In June of 2003, they broke up. During the next two and one-half years, Partner continued to see Child-1 at Mother’s house evenings and weekends, helped take care of him, and went on outings and vacations with him and Mother. When Partner received promotion in Air Force reserves, Mother and Child-1 participated in epaulet-pinning ceremony in front of 65 of Partner’s friends, family, and colleagues.

In 2004, Mother decided to adopt another child. Partner sent word that she was not expecting to help parent that child. Later, however, when the adoption of Mother’s second child (Child-2) bogged down, Partner flew to Minnesota at Mother’s request to help with Child-1’s care. Moreover, Mother gave Child-2 a middle name that contained Partner’s middle name. After that, Partner continued as before, spending evenings and weekends with Child-1 (and now Child-2), helping with their care, and going on outings and vacations.

In November of 2005, Partner and Mother resumed their relationship. Partner set up college funds for both Children, displayed their photos in her office, brought them to family and work events, went to all of Child-1’s baseball practices and games, and attended all school functions. When Partner’s parents took their family on a cruise to celebrate their 50th wedding anniversary, Mother and Children were included.
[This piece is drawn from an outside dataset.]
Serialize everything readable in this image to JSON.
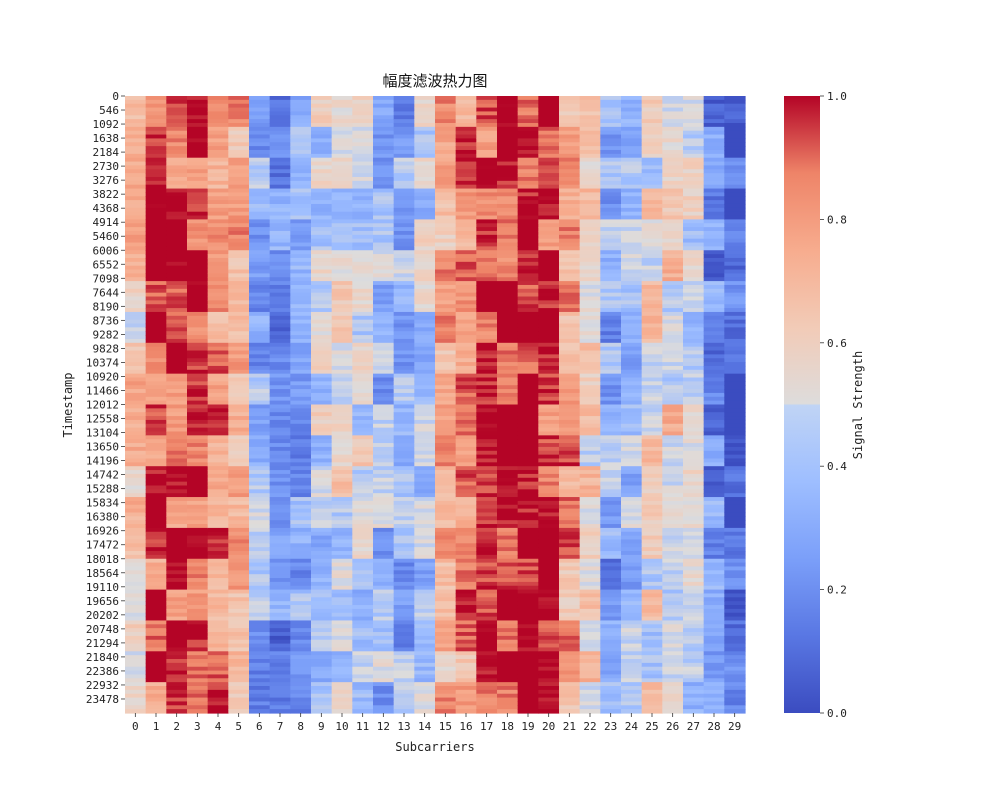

Partner’s mother testified that Partner cared for Children like any other parent would, including cleaning up after Child-1 had vomited.

In November of 2007, after Partner and Mother decided to buy a house together, Partner sold her house and moved in with Mother and Children. She continued to live there after the house deal fell through, but moved into her own apartment after eight months. Partner also spent considerable sums on family expenses, but took no action to adopt or formalize her relationship with Children, fearing to jeopardize her 30 year military career by running afoul of the since-repealed "Don’t Ask Don’t Tell" statute.
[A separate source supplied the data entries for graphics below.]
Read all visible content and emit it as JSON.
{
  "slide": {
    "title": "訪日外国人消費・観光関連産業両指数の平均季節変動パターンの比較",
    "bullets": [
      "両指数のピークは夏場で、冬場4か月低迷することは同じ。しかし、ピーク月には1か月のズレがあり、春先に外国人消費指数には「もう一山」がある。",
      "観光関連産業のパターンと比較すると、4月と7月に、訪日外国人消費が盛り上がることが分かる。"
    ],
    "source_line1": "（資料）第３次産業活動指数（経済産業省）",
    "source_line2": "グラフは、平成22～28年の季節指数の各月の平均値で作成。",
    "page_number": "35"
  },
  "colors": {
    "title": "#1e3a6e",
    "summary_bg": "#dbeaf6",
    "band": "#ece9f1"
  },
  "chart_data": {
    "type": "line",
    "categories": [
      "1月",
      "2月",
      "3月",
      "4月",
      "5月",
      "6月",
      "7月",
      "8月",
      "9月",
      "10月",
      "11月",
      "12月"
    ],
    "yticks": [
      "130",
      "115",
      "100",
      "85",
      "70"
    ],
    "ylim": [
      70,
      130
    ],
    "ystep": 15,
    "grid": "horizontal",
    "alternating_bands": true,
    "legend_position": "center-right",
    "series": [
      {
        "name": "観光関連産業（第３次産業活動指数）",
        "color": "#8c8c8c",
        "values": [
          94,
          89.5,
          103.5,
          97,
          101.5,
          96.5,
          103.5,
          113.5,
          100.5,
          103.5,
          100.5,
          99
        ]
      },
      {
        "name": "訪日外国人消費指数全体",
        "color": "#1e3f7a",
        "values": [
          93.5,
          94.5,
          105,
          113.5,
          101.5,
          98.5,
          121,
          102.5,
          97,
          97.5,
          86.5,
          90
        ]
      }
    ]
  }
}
Partner and Mother ended their relationship in June of 2009, after which Mother told Partner she was cutting off all contact between Partner and Children. Partner then filed a petition to be declared Children’s presumed parent. While the matter was pending, Child-1 used friend’s cell phone to call Partner, saying he loved her, missed her, and wanted to see her.

When trial concluded, Trial Court found that although Partner kept a separate home, she and Mother "shared a blended home" into which Partner had received Children, embraced the responsibilities and rights of parenthood, demonstrated full commitment to Children, and spent most nights and weekends. Trial Court also found that Partner held Children out as her natural children to friends and family, that Mother had failed to rebut the presumption of parenthood, and that denying Partner’s petition would leave Children in the unfavorable position of having only one parent. Declining to address Mother’s constitutional claims, Trial Court granted Partner’s petition and declared Partner to be Children’s presumed parent under California Family Code Section 7611(d).

Mother appealed, but California Court of Appeals has now affirmed Trial Court’s decision. The Court of Appeals has ruled that (1) Partner need not have received Children into her separate residence because sufficient evidence showed that she received them into Mother’s home (which served as parties’ joint home), where she spent most of her time, cared for Children, and gave them financial support; (2) there was ample evidence that Partner held Children out as her natural children; (3) Trial Court did not abuse its discretion by finding that Mother failed to rebut the parenthood presumption under California Family Code Section 7611(d) because Partner demonstrated full commitment to parenting, there are no competing claims to her being Children’s second parent, and public policy favors Children’s having two parents; and (4) declaring Partner to be Children’s second parent will not impermissibly interfere with Mother’s constitutional right to make decisions concerning Children’s care, custody, and control.